If you read my most recent post, you are aware I have been ill for a few days. It is nothing serious. Just a cold which made its way down into my chest along with some aches and pains and tiredness. However, I am feeling better. In fact I feel well enough to start posting again.
Illness has a way of getting me to slow down just a bit from the normal pace of life I keep. Not that I am overly busy. I had already moderated my activities considerably in the past year. Yet still, life does get demanding, given the pressures of work, church and doctoral research, and the desire to stay connected to family and friends. The much slower pace of the last couple of days has reminded me of the importance of margin and perspective. There are some things that can wait. Others require attention even in the midst of illness. My relationship to God, my family and even my close friends must continue to receive attention. Work can take a temporary break, made possible by an understanding employer. Church can take a break — I hear those gasps out there. It’s okay. I haven’t backslidden, so relax. :) — at least for awhile. Besides, it is done with the full awareness and support of my pastor. It pays to have a positive relationship with the leadership. Hobbies definitely can wait too, as demonstrated by my having set them aside for a season.

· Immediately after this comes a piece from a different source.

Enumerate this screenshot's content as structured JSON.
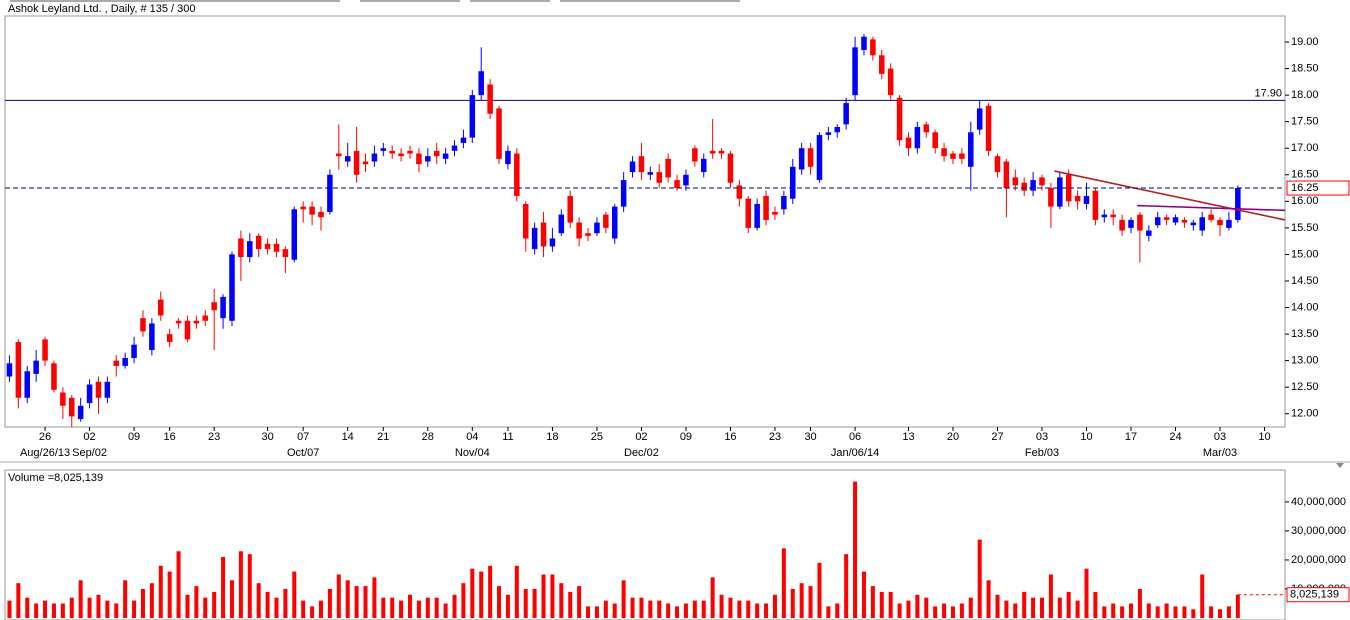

My point is that slowing down due to illness reminds me of the most important priorities. It calls to attention those things which should always be at the forefront of my attention, no matter the station of my life, ill or healthy. Remembering what is most important gives me a focused perspective, which in turn inspires healthy margin. Perhaps this is why I found a way to attend my niece’s debut lead performance in a ballet, rather than a regularly scheduled church meeting on June 1. Perhaps it is why I call my mom frequently and visit her as often as possible, although there are other interesting things I could do with that time, albeit none so interesting that they could turn my attention from my love for my mother. Perhaps it is why I am learning to grow less concerned about what some may think of me when I turn down what appears to be great opportunities for specific tasks or roles. I ask myself how each opportunity fits into the purpose God has given me. It is a matter of prayer, thought, margin, purpose, and resolve. There are many good things I could be doing. But what is best? Specifically, what is best for this season in life?
Some of my readers are pulled here and there by the demands of many. What started as a bunch of exciting opportunities has developed for you into a quicksand of conflicting priorities. And you feel burned out. Let me encourage you with this thought. There is help and hope. You will make it. Map out what needs to be done. Write down your goals and priorities. Do this in prayer and with wise counsel from a few trusted friends. Perhaps your pastor can help with this. If not, then maybe a wise counselor. Then execute the tasks and mark them off one by one. Negotiate extended time frames, if possible and where necessary, concerning tasks which seem to be less of a priority. Then, as you move through this season, begin to think of creating margin in your life. What must you keep doing for the sake of yourself and your family? What activities do you like to do, but you know you can stop for a season in order to create more time? What activities do you simply need to stop? For those who are married, your spouse will give you valuable input. For those who are single, go to your closest friends or perhaps a family member who will be honest with you. Make it a goal to accomplish the following within one year:
1. Get 8 hours of sleep per sleep cycle. (Some of you work graveyard or swing shifts, so that is why I don’t specify a time).
2. Share in Scripture and prayer with family at least 15 minutes per day (for families). For singles, share in Scripture and prayer at least 15 minutes with a friend(s) at least once per week, if not more often. But have personal devotions daily, for all.
3. Exercise regularly. If you do not have time to exercise, then you are overscheduled. Some of you get your exercise at work, which is great. (Eg. When I worked in wood products it was an 8+ hour workout daily.) Most do not, so this is relevant for you.
4. Families should be able to spend some time together at least weekly, if not more. Read Randy Frazee’s books, “Making Room for Life” and “The Connecting Church” for more on this. Singles should seek connection in healthy ways through the week, beyond simply attending church. If you lack time to do this, there may be a lack of balance.
By now a few might be rolling their eyes, thinking, “Oh there he goes again, that single guy who hasn’t a clue about the reality of family life. Well, get over it. :) If my dad could work three jobs for a season to meet the needs of the family and still find a way to share a meal at dinner with us, then I am sure there are ways to redouble the focus on margin and priorities in our lives as well. I can assure you there is plenty to which he said no so that he could spend time with us. The same is true with my mom. So I share based on 43 years of being their son and their nearly 52 years of marriage before my dad passed last August.